Using $ 1 million in COVID-19 relief funds, the University of Vermont plans to offer free college courses to 550 Vermonters looking to hone their skills or learn new ones to better adapt to the job market current.
“I’ve been in this field for 20 years and it’s unprecedented, completely new,” said Cynthia Belliveau, Dean of Continuing and Distance Education at the University of Vermont on Wednesday. “There aren’t any real stipulations, you just can’t be a student. It really is for everyone. It is quite remarkable. Even with yesterday’s announcement, we have 153 people signed up. So there is a need. “
The workforce skills enhancement grant will fund two courses that can count towards earning a university degree or vocational certificate program, she said. The courses cover healthcare, digital economy, leadership and management.
“We chose these three areas because of the work we have done where we see these are future and urgent career needs,” said Belliveau.
Belliveau said his department is all about being flexible with people’s lives and schedules. She recommends that interested parties register immediately. They will have a year to decide what they want to pursue and there are programs they can take to help them decide the best course of action. Many courses are distance learning with courses taking place one or two days a week.

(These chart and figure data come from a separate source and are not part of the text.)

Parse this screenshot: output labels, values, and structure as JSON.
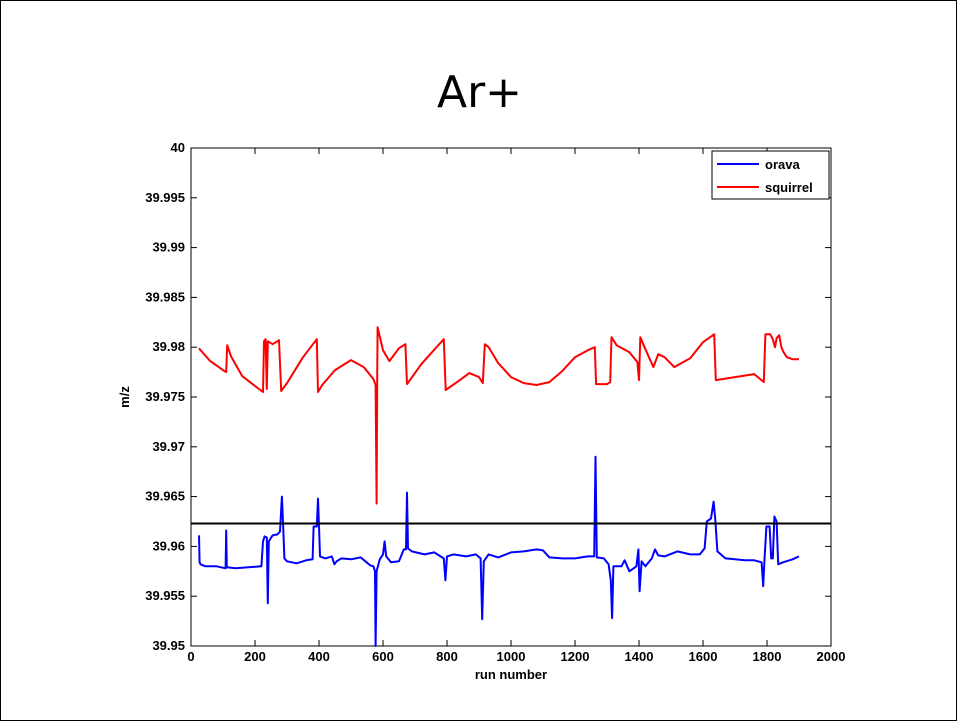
{
  "slide": {
    "title": "Ar+"
  },
  "chart_data": {
    "type": "line",
    "xlabel": "run number",
    "ylabel": "m/z",
    "xlim": [
      0,
      2000
    ],
    "ylim": [
      39.95,
      40
    ],
    "xticks": [
      0,
      200,
      400,
      600,
      800,
      1000,
      1200,
      1400,
      1600,
      1800,
      2000
    ],
    "yticks": [
      39.95,
      39.955,
      39.96,
      39.965,
      39.97,
      39.975,
      39.98,
      39.985,
      39.99,
      39.995,
      40
    ],
    "ytick_labels": [
      "39.95",
      "39.955",
      "39.96",
      "39.965",
      "39.97",
      "39.975",
      "39.98",
      "39.985",
      "39.99",
      "39.995",
      "40"
    ],
    "grid": false,
    "legend_position": "top-right",
    "reference_line": {
      "y": 39.9623,
      "color": "#000000"
    },
    "series": [
      {
        "name": "orava",
        "color": "#0000ff",
        "points": [
          [
            25,
            39.9611
          ],
          [
            27,
            39.9584
          ],
          [
            30,
            39.9582
          ],
          [
            45,
            39.958
          ],
          [
            80,
            39.958
          ],
          [
            108,
            39.9578
          ],
          [
            110,
            39.9616
          ],
          [
            112,
            39.9579
          ],
          [
            140,
            39.9578
          ],
          [
            180,
            39.9579
          ],
          [
            220,
            39.958
          ],
          [
            225,
            39.9605
          ],
          [
            230,
            39.961
          ],
          [
            237,
            39.9609
          ],
          [
            240,
            39.9543
          ],
          [
            243,
            39.9605
          ],
          [
            255,
            39.9611
          ],
          [
            270,
            39.9612
          ],
          [
            278,
            39.9615
          ],
          [
            284,
            39.965
          ],
          [
            288,
            39.962
          ],
          [
            292,
            39.9588
          ],
          [
            300,
            39.9585
          ],
          [
            330,
            39.9583
          ],
          [
            360,
            39.9586
          ],
          [
            380,
            39.9587
          ],
          [
            383,
            39.962
          ],
          [
            393,
            39.962
          ],
          [
            397,
            39.9648
          ],
          [
            400,
            39.962
          ],
          [
            403,
            39.959
          ],
          [
            420,
            39.9588
          ],
          [
            440,
            39.959
          ],
          [
            448,
            39.9582
          ],
          [
            455,
            39.9585
          ],
          [
            470,
            39.9588
          ],
          [
            500,
            39.9587
          ],
          [
            530,
            39.9589
          ],
          [
            560,
            39.9581
          ],
          [
            570,
            39.958
          ],
          [
            575,
            39.9575
          ],
          [
            577,
            39.95
          ],
          [
            580,
            39.9575
          ],
          [
            590,
            39.9587
          ],
          [
            600,
            39.9592
          ],
          [
            605,
            39.9605
          ],
          [
            610,
            39.959
          ],
          [
            625,
            39.9584
          ],
          [
            650,
            39.9585
          ],
          [
            665,
            39.9597
          ],
          [
            672,
            39.9597
          ],
          [
            675,
            39.9654
          ],
          [
            678,
            39.9598
          ],
          [
            690,
            39.9595
          ],
          [
            730,
            39.9592
          ],
          [
            760,
            39.9594
          ],
          [
            780,
            39.959
          ],
          [
            790,
            39.9588
          ],
          [
            795,
            39.9566
          ],
          [
            800,
            39.959
          ],
          [
            820,
            39.9592
          ],
          [
            860,
            39.959
          ],
          [
            890,
            39.9592
          ],
          [
            905,
            39.9588
          ],
          [
            910,
            39.9527
          ],
          [
            915,
            39.9585
          ],
          [
            930,
            39.9592
          ],
          [
            960,
            39.9589
          ],
          [
            1000,
            39.9594
          ],
          [
            1040,
            39.9595
          ],
          [
            1080,
            39.9597
          ],
          [
            1100,
            39.9596
          ],
          [
            1120,
            39.9589
          ],
          [
            1160,
            39.9588
          ],
          [
            1200,
            39.9588
          ],
          [
            1240,
            39.959
          ],
          [
            1260,
            39.959
          ],
          [
            1264,
            39.969
          ],
          [
            1268,
            39.9589
          ],
          [
            1290,
            39.9588
          ],
          [
            1305,
            39.9582
          ],
          [
            1312,
            39.9566
          ],
          [
            1316,
            39.9528
          ],
          [
            1320,
            39.958
          ],
          [
            1345,
            39.958
          ],
          [
            1355,
            39.9586
          ],
          [
            1370,
            39.9575
          ],
          [
            1392,
            39.958
          ],
          [
            1398,
            39.9597
          ],
          [
            1402,
            39.9555
          ],
          [
            1408,
            39.9585
          ],
          [
            1420,
            39.958
          ],
          [
            1440,
            39.9588
          ],
          [
            1450,
            39.9597
          ],
          [
            1460,
            39.9591
          ],
          [
            1480,
            39.959
          ],
          [
            1520,
            39.9595
          ],
          [
            1560,
            39.9592
          ],
          [
            1590,
            39.9592
          ],
          [
            1605,
            39.9598
          ],
          [
            1612,
            39.9625
          ],
          [
            1625,
            39.9628
          ],
          [
            1633,
            39.9645
          ],
          [
            1638,
            39.9628
          ],
          [
            1645,
            39.9595
          ],
          [
            1670,
            39.9588
          ],
          [
            1700,
            39.9587
          ],
          [
            1730,
            39.9586
          ],
          [
            1760,
            39.9586
          ],
          [
            1783,
            39.9584
          ],
          [
            1788,
            39.956
          ],
          [
            1792,
            39.9585
          ],
          [
            1798,
            39.962
          ],
          [
            1808,
            39.962
          ],
          [
            1813,
            39.9588
          ],
          [
            1818,
            39.9588
          ],
          [
            1823,
            39.963
          ],
          [
            1830,
            39.9625
          ],
          [
            1835,
            39.9582
          ],
          [
            1850,
            39.9584
          ],
          [
            1880,
            39.9587
          ],
          [
            1900,
            39.959
          ]
        ]
      },
      {
        "name": "squirrel",
        "color": "#ff0000",
        "points": [
          [
            25,
            39.9799
          ],
          [
            30,
            39.9797
          ],
          [
            60,
            39.9786
          ],
          [
            100,
            39.9777
          ],
          [
            110,
            39.9775
          ],
          [
            113,
            39.9802
          ],
          [
            125,
            39.9791
          ],
          [
            160,
            39.9771
          ],
          [
            200,
            39.9761
          ],
          [
            225,
            39.9755
          ],
          [
            228,
            39.9806
          ],
          [
            233,
            39.9808
          ],
          [
            237,
            39.9758
          ],
          [
            240,
            39.9806
          ],
          [
            255,
            39.9803
          ],
          [
            275,
            39.9807
          ],
          [
            282,
            39.9756
          ],
          [
            300,
            39.9764
          ],
          [
            350,
            39.979
          ],
          [
            393,
            39.9808
          ],
          [
            397,
            39.9755
          ],
          [
            410,
            39.9762
          ],
          [
            450,
            39.9777
          ],
          [
            500,
            39.9787
          ],
          [
            540,
            39.978
          ],
          [
            570,
            39.9768
          ],
          [
            577,
            39.9762
          ],
          [
            580,
            39.9643
          ],
          [
            582,
            39.9768
          ],
          [
            583,
            39.982
          ],
          [
            600,
            39.9797
          ],
          [
            620,
            39.9786
          ],
          [
            650,
            39.9799
          ],
          [
            670,
            39.9803
          ],
          [
            675,
            39.9763
          ],
          [
            720,
            39.9783
          ],
          [
            770,
            39.9801
          ],
          [
            790,
            39.9808
          ],
          [
            796,
            39.9757
          ],
          [
            840,
            39.9767
          ],
          [
            870,
            39.9774
          ],
          [
            900,
            39.977
          ],
          [
            912,
            39.9764
          ],
          [
            918,
            39.9803
          ],
          [
            930,
            39.98
          ],
          [
            960,
            39.9784
          ],
          [
            1000,
            39.977
          ],
          [
            1040,
            39.9764
          ],
          [
            1080,
            39.9762
          ],
          [
            1120,
            39.9765
          ],
          [
            1160,
            39.9776
          ],
          [
            1200,
            39.979
          ],
          [
            1240,
            39.9797
          ],
          [
            1262,
            39.98
          ],
          [
            1266,
            39.9763
          ],
          [
            1300,
            39.9763
          ],
          [
            1310,
            39.9765
          ],
          [
            1314,
            39.981
          ],
          [
            1330,
            39.9802
          ],
          [
            1370,
            39.9795
          ],
          [
            1395,
            39.9785
          ],
          [
            1400,
            39.9767
          ],
          [
            1404,
            39.981
          ],
          [
            1420,
            39.9798
          ],
          [
            1435,
            39.9787
          ],
          [
            1445,
            39.978
          ],
          [
            1460,
            39.9793
          ],
          [
            1480,
            39.979
          ],
          [
            1510,
            39.978
          ],
          [
            1560,
            39.9789
          ],
          [
            1600,
            39.9805
          ],
          [
            1635,
            39.9813
          ],
          [
            1640,
            39.9767
          ],
          [
            1700,
            39.977
          ],
          [
            1760,
            39.9773
          ],
          [
            1790,
            39.9765
          ],
          [
            1795,
            39.9813
          ],
          [
            1810,
            39.9813
          ],
          [
            1818,
            39.9808
          ],
          [
            1825,
            39.98
          ],
          [
            1830,
            39.9809
          ],
          [
            1838,
            39.9812
          ],
          [
            1845,
            39.98
          ],
          [
            1852,
            39.9795
          ],
          [
            1862,
            39.979
          ],
          [
            1880,
            39.9788
          ],
          [
            1900,
            39.9788
          ]
        ]
      }
    ]
  }
}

She said employers should take note of this as well, as they can refer their employees to the program. The UVM health network was interested, as were King Arthur Flour, Outdoor Gear Exchange, Whetstone Station Brewery in Brattleboro and Cabot.

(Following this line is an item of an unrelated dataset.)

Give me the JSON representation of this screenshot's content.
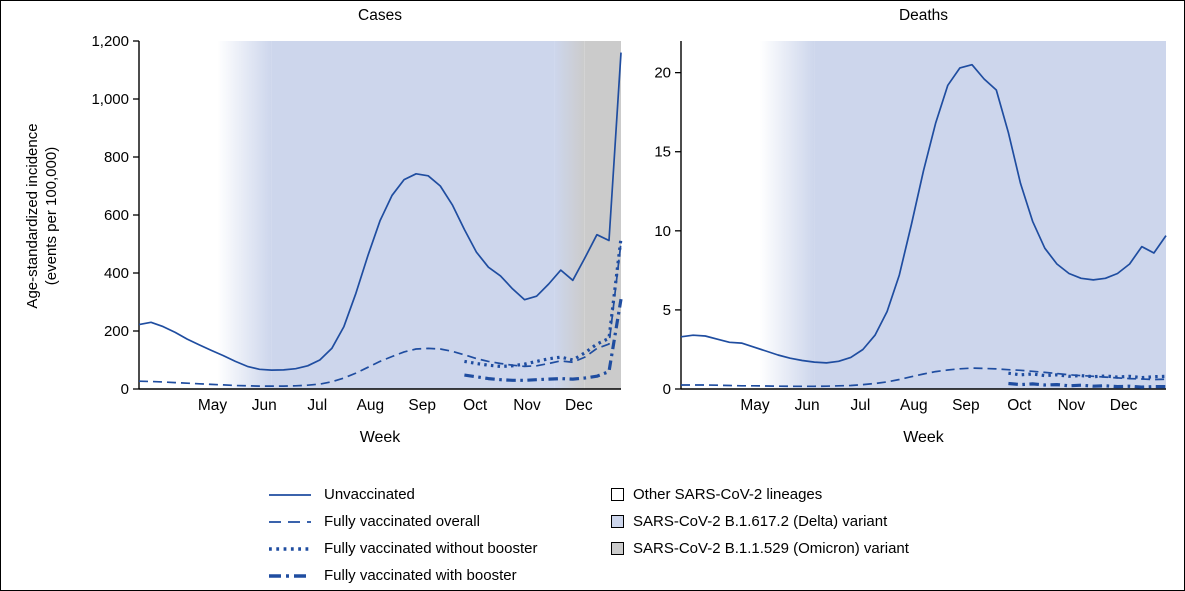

“But the biggest partner we have is (Community College of Vermont). They have their money, we have our money, they call their occupations critical, we call our high impact programs… ”she said, adding that it is possible to use both to get four free classes.
She said the pandemic has left many people looking for new careers or ways to stay relevant in their current fields. She would like this program to continue and hopes that the data collected on this will show its value.

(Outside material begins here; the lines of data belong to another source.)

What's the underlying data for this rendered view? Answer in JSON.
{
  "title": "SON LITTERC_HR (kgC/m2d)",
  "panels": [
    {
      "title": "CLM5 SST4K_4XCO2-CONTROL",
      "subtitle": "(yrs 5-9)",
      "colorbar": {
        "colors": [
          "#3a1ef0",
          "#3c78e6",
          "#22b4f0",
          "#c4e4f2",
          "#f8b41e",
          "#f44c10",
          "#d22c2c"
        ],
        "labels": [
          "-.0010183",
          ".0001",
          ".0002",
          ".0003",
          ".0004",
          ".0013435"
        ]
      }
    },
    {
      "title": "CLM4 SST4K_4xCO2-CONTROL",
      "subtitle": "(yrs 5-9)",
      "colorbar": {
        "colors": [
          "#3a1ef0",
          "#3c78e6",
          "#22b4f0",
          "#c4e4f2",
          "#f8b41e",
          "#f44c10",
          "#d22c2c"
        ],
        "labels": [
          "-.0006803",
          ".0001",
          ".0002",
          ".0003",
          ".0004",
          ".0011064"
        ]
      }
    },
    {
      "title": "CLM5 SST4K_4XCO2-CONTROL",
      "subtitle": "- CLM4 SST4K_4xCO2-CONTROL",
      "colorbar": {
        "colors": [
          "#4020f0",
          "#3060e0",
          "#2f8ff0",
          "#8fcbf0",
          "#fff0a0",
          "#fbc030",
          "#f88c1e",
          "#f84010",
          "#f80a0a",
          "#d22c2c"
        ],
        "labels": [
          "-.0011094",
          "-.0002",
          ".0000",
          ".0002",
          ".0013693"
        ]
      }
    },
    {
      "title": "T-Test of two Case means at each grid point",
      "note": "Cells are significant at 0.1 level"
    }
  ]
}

Julia Zema, campaign manager in Manchester-based Orvis’ marketing team, said she took classes under the program a few years ago. Orvis paid for it, all she had to do was fly to Burlington from Arlington every Friday for a month or two. Online learning was not as popular back then, she said, but believes the pandemic has changed the way people think about it.
For Zema, small lessons led to bigger things.
“I liked the program so much that I’m about to graduate from UVM with my Masters in Sustainability Leadership in their Environmental Resources program,” she said.
The courses allowed her to broaden her organizational skills and knowledge of organizational tools, which helped her a lot professionally.
“I would say it’s really worth being a priority in your life,” she said. “I believe education is the best investment we can make in ourselves, and like anything else you will get what you put into it, there are so many resources that are provided throughout the course that you might not be able to cover it in the span of it, but can take it home.